Donald Yetter Gardner (August 20, 1913 – September 15, 2004) was an American songwriter who is best known for writing the classic Christmas novelty song "All I Want for Christmas Is My Two Front Teeth".

== Early life and education ==
Gardner was born in Portland, Pennsylvania. He earned a bachelor's degree in music from West Chester University.

== Career ==
Gardner wrote "All I Want for Christmas Is My Two Front Teeth" in 1944 while teaching music at public schools in Smithtown, New York. He asked the class what they wanted for Christmas and noticed that almost all of them had at least one front tooth missing and answered with a lisp. Gardner wrote the song in 30 minutes. In a 1995 interview, Gardner said, "I was amazed at the way that silly little song was picked up by the whole country." The song was published in 1948 after an employee of Witmark music company heard Gardner sing it at a music teachers' conference.

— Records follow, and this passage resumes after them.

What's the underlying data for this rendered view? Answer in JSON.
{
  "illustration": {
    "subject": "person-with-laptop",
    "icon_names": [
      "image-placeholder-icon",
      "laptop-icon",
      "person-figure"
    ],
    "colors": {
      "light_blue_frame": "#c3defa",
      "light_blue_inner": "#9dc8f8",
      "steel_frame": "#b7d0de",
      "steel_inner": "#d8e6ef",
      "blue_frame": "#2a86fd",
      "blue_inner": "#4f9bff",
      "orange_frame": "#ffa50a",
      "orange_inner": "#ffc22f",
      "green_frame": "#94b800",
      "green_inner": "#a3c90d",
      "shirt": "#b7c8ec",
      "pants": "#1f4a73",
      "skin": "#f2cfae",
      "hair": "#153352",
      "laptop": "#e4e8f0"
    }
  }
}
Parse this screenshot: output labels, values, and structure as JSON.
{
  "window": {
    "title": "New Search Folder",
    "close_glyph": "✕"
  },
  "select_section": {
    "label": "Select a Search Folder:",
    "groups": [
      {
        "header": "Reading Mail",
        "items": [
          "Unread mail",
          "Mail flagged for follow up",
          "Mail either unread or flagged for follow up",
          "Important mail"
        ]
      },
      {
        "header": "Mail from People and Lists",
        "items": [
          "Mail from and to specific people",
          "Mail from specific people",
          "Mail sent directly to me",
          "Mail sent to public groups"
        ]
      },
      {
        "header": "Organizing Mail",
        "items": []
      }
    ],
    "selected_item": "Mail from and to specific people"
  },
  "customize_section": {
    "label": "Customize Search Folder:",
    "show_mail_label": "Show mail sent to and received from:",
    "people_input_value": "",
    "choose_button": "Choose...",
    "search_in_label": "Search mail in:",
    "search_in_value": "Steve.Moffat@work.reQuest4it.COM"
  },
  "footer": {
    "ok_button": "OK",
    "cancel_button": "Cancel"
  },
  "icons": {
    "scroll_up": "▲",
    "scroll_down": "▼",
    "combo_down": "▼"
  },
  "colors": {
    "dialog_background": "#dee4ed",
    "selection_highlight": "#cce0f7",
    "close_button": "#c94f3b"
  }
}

The song was introduced in 1948 by singing group The Satisfiers on Perry Como's radio show, and originally recorded for RCA Victor by Spike Jones and His City Slickers on December 6, 1947, with lead vocal by George Rock. The record reached the top of the pop charts in 1948, and again in 1949. The song was also recorded by numerous other singers and performers, including George Strait, The Platters, The Andrews Sisters, Nat King Cole, and the cast of Sesame Street.

Gardner later became a music consultant for a major music publisher in Boston, Ginn & Company, wrote songs for music textbooks, and composed numerous hymns. His published hymns include "Man Shall Not Live by Bread Alone but by Every Word of God" and "Oh, Give Thanks Unto the Lord."

== Personal life ==
Gardner died at age 91 from complications after falling at his home in Needham, Massachusetts, outside of Boston.